Life is Fragile
Think not long ago my fren Clement Passed away..... and a few days go i just realised my army fren Reuben passed away too in the recent dragonboat incident in Cambodia.... I was quite shocked too.... memories of the deaceased i had while interacting with them started to re-enacting in my mind.... people whom once nice to ya.... talk to ya.... joke with ya... are suddenly gone.... well maybe thats what one have to go through as an adult.... just like surprises of frens getting married and having children.... which is happening around me now.....
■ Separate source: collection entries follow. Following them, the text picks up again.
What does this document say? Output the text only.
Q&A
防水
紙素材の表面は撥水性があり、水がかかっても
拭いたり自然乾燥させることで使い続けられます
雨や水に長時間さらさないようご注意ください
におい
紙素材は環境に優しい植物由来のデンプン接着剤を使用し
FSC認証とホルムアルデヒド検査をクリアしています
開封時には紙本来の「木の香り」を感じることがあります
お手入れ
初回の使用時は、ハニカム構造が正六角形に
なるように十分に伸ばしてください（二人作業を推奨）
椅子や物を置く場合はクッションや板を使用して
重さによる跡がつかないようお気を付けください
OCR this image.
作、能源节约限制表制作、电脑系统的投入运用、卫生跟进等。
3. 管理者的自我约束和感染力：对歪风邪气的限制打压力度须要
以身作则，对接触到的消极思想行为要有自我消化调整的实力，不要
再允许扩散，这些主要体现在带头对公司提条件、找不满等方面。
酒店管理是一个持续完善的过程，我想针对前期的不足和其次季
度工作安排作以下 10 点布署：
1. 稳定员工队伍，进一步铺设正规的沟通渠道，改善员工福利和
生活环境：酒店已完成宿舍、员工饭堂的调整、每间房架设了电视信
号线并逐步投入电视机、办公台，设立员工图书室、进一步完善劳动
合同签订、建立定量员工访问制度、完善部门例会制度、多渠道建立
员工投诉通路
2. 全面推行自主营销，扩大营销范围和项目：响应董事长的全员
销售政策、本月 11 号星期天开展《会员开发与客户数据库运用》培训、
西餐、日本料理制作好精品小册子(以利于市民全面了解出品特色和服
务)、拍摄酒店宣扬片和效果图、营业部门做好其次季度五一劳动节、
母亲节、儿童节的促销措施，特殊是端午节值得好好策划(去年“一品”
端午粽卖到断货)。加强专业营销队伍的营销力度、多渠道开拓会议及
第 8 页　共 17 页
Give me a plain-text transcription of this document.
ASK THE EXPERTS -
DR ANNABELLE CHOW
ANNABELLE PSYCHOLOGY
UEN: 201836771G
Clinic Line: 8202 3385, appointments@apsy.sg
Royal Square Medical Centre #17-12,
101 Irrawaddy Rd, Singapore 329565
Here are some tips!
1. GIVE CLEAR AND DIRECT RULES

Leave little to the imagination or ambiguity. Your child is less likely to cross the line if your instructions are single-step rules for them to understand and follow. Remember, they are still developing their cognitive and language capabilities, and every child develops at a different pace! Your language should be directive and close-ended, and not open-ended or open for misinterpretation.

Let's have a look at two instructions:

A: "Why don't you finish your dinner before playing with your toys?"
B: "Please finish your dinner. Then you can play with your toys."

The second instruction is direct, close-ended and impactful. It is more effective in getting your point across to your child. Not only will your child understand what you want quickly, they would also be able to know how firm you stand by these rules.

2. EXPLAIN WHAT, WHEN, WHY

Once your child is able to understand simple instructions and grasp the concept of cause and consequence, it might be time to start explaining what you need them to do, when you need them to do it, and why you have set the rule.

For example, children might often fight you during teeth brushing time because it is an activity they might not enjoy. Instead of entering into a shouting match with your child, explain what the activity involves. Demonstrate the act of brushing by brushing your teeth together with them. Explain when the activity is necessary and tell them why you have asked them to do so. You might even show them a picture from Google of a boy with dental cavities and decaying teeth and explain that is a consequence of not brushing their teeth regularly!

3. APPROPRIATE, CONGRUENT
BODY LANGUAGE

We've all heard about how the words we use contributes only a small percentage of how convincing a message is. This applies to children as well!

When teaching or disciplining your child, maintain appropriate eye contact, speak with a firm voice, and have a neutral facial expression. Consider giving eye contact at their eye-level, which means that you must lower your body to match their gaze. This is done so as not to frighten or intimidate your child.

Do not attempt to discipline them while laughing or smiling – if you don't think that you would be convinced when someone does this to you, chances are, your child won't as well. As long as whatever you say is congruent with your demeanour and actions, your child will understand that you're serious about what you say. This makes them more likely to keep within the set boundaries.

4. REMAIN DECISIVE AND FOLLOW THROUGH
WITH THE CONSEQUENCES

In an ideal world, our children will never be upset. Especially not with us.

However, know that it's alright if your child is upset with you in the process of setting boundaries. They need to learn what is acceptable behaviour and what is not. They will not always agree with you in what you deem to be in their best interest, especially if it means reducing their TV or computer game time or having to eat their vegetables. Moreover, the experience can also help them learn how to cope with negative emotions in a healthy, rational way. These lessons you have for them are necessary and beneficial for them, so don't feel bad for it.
Yupz indeed life have been transfering from childhood to teenage years to young adult years and now going to transit to working adult in less than 2 yrs time... time passes really fast.... there is still many things in life i desire have not come to pass.... although i reaching my mid 20s... plus life is so volatile.... and fragile... after thinking all these... living life with a purpose seem to be important and significant in order to live a full life.... in the midst of being successful in future regarding career by being a boss myself with flexible working hours.... with a wonderful family in future.... what i like to see myself be is to be a gd fren to the ppl around me... a blessing which i lookfoward to be.... but many times in life now... i met obstacles... indeed doing the right thing like improving oneself and fight for a better future like obtaining a degree in NUS is like going against the current... out of these some of the reason is to gain acceptance which every human needs it but most of the reason is to fulfil who am i in this world...
Yupz... hahaha study too much liaoz.... just wondering things... and let what is in my mind flows out.... at the same time to reassure myself who am i... yeah.... =) for the frens out there... all the best for the remaining papers!!! shall meet after exams!!! cya!